You have carte blanche. Go read it sometime. And there's
some text printed there, and an appeal to everyone who enters
to read them. But then there's a text that
is written out, and here's the text in the This I Please, Ephesians
chapter 3 and verse 21. Unto him be the glory in the
church and in Christ Jesus. unto all generations forever
and ever. And God will be glorified in
this church generation after generation after generation so
long as the worship is characterized by these four things—God-centered,
Bible-dominated, prayer-saturated, spirit-animated. I know a number
of people write me off as someone who just isn't with it, who's
not going with the flow, who's stuck in the mud. And my challenge
is, bring this book and show me where I need to change. And
by the grace of God, I'll run in the way of God's commandments.
But the changes in society that are dictating how the church
functions mean nothing to this old man. Not one whit. I could care less what society
says. and what the experts say of what
we must do to adjust to a visual generation and what we must do
to adjust to a music-obsessed generation. I don't care what
they say. My Bible is regulating my thought. And I'm determined that when
I stand before my Lord, I can say, Lord Jesus, I did my best
to be tethered to your book. Forgive my failures. Accept me. for your righteousness sake.
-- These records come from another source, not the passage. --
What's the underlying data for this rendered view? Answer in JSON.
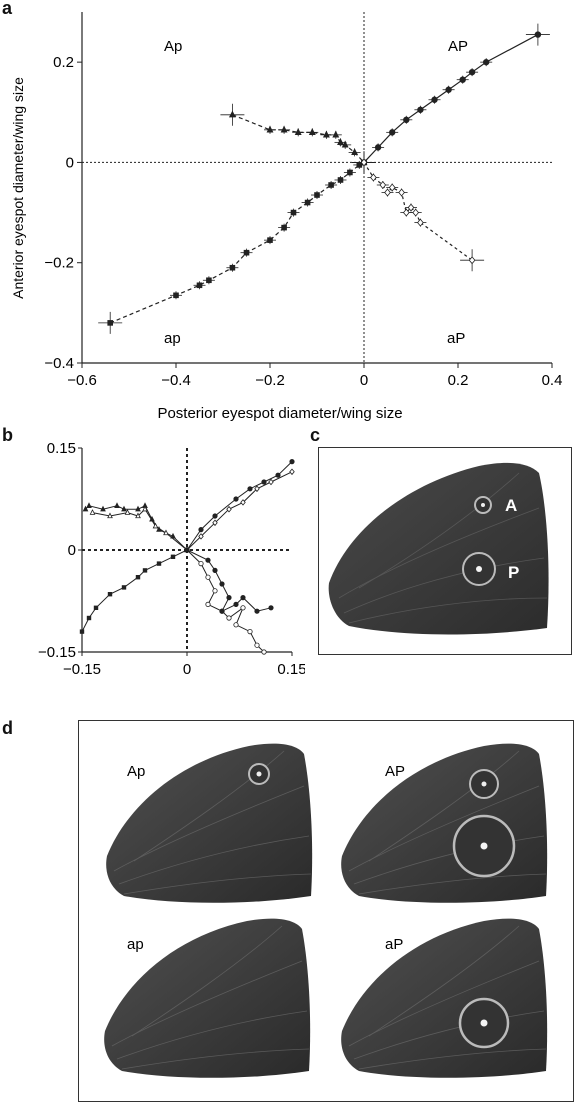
{
  "figure": {
    "panel_a": "a",
    "panel_b": "b",
    "panel_c": "c",
    "panel_d": "d"
  },
  "panel_a": {
    "ylabel": "Anterior eyespot diameter/wing size",
    "xlabel": "Posterior eyespot diameter/wing size",
    "quadrants": {
      "tl": "Ap",
      "tr": "AP",
      "bl": "ap",
      "br": "aP"
    },
    "xticks": [
      "−0.6",
      "−0.4",
      "−0.2",
      "0",
      "0.2",
      "0.4"
    ],
    "yticks": [
      "0.2",
      "0",
      "−0.2",
      "−0.4"
    ]
  },
  "panel_b": {
    "xticks": [
      "−0.15",
      "0",
      "0.15"
    ],
    "yticks": [
      "0.15",
      "0",
      "−0.15"
    ]
  },
  "panel_c": {
    "eyespot_labels": [
      "A",
      "P"
    ]
  },
  "panel_d": {
    "wings": [
      "Ap",
      "AP",
      "ap",
      "aP"
    ]
  },
  "chart_data": [
    {
      "type": "scatter",
      "panel": "a",
      "xlabel": "Posterior eyespot diameter/wing size",
      "ylabel": "Anterior eyespot diameter/wing size",
      "xlim": [
        -0.6,
        0.4
      ],
      "ylim": [
        -0.4,
        0.3
      ],
      "series": [
        {
          "marker": "square",
          "x": [
            -0.54,
            -0.4,
            -0.35,
            -0.33,
            -0.28,
            -0.25,
            -0.2,
            -0.17,
            -0.15,
            -0.12,
            -0.1,
            -0.07,
            -0.05,
            -0.03,
            -0.01,
            0.0
          ],
          "y": [
            -0.32,
            -0.265,
            -0.245,
            -0.235,
            -0.21,
            -0.18,
            -0.155,
            -0.13,
            -0.1,
            -0.08,
            -0.065,
            -0.045,
            -0.035,
            -0.02,
            -0.005,
            0.0
          ]
        },
        {
          "marker": "circle",
          "x": [
            0.0,
            0.03,
            0.06,
            0.09,
            0.12,
            0.15,
            0.18,
            0.21,
            0.23,
            0.26,
            0.37
          ],
          "y": [
            0.0,
            0.03,
            0.06,
            0.085,
            0.105,
            0.125,
            0.145,
            0.165,
            0.18,
            0.2,
            0.255
          ]
        },
        {
          "marker": "triangle",
          "x": [
            -0.28,
            -0.2,
            -0.17,
            -0.14,
            -0.11,
            -0.08,
            -0.06,
            -0.05,
            -0.04,
            -0.02,
            0.0
          ],
          "y": [
            0.095,
            0.065,
            0.065,
            0.06,
            0.06,
            0.055,
            0.055,
            0.04,
            0.035,
            0.02,
            0.0
          ]
        },
        {
          "marker": "diamond",
          "x": [
            0.0,
            0.02,
            0.04,
            0.05,
            0.06,
            0.08,
            0.09,
            0.1,
            0.11,
            0.12,
            0.23
          ],
          "y": [
            0.0,
            -0.03,
            -0.045,
            -0.06,
            -0.05,
            -0.06,
            -0.1,
            -0.09,
            -0.1,
            -0.12,
            -0.195
          ]
        }
      ]
    },
    {
      "type": "line",
      "panel": "b",
      "xlim": [
        -0.15,
        0.15
      ],
      "ylim": [
        -0.15,
        0.15
      ],
      "series": [
        {
          "marker": "square",
          "x": [
            -0.15,
            -0.14,
            -0.13,
            -0.11,
            -0.09,
            -0.07,
            -0.06,
            -0.04,
            -0.02,
            0.0
          ],
          "y": [
            -0.12,
            -0.1,
            -0.085,
            -0.065,
            -0.055,
            -0.04,
            -0.03,
            -0.02,
            -0.01,
            0.0
          ]
        },
        {
          "marker": "diamond",
          "x": [
            0.0,
            0.02,
            0.04,
            0.06,
            0.08,
            0.1,
            0.12,
            0.15
          ],
          "y": [
            0.0,
            0.02,
            0.04,
            0.06,
            0.07,
            0.09,
            0.1,
            0.115
          ]
        },
        {
          "marker": "circle",
          "x": [
            0.0,
            0.02,
            0.04,
            0.07,
            0.09,
            0.11,
            0.13,
            0.15
          ],
          "y": [
            0.0,
            0.03,
            0.05,
            0.075,
            0.09,
            0.1,
            0.11,
            0.13
          ]
        },
        {
          "marker": "triangle",
          "x": [
            -0.145,
            -0.14,
            -0.12,
            -0.1,
            -0.09,
            -0.07,
            -0.06,
            -0.05,
            -0.04,
            -0.02,
            0.0
          ],
          "y": [
            0.06,
            0.065,
            0.06,
            0.065,
            0.06,
            0.06,
            0.065,
            0.045,
            0.03,
            0.02,
            0.0
          ]
        },
        {
          "marker": "triangle-open",
          "x": [
            -0.135,
            -0.11,
            -0.085,
            -0.07,
            -0.06,
            -0.045,
            -0.03,
            0.0
          ],
          "y": [
            0.055,
            0.05,
            0.055,
            0.05,
            0.06,
            0.035,
            0.025,
            0.0
          ]
        },
        {
          "marker": "circle-open",
          "x": [
            0.0,
            0.02,
            0.03,
            0.04,
            0.03,
            0.05,
            0.06,
            0.08,
            0.07,
            0.09,
            0.1,
            0.11
          ],
          "y": [
            0.0,
            -0.02,
            -0.04,
            -0.06,
            -0.08,
            -0.09,
            -0.1,
            -0.085,
            -0.11,
            -0.12,
            -0.14,
            -0.15
          ]
        },
        {
          "marker": "circle-filled",
          "x": [
            0.0,
            0.03,
            0.04,
            0.05,
            0.06,
            0.05,
            0.07,
            0.08,
            0.1,
            0.12
          ],
          "y": [
            0.0,
            -0.015,
            -0.03,
            -0.05,
            -0.07,
            -0.09,
            -0.08,
            -0.07,
            -0.09,
            -0.085
          ]
        }
      ]
    }
  ]
}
Let's pray. Father, we've sought to wrestle
with weighty matters that touch on your glory, your honor, your
praise. And to the extent that your servant
has rightly handled the word, seal it with power to every heart. Where I have misspoken, or distorted
in any way, blow upon the chaff and bring it to naught. But,
Father, would it not glorify you that until the return of
the Lord Jesus this congregation will hold fast that which they
have until he comes? Give grace to my precious brothers,
Pastor Carlson, Pastor Smith, Pastor Chansky, Thank you that
these men share this vision and burden with every fiber of their
being. Give them wisdom to know how
to implement. Give them grace to stand against
all of the crosswinds that would seek to blow them into another
path. Give your people discernment.
Lord, give your people discernment. Help them to see and to understand
the issues. Give grace and all that is needed
that for the praise of the glory of your grace, your name, Father,
Son, and Holy Spirit will be known and loved and exalted in
this place until Christ returns. Amen.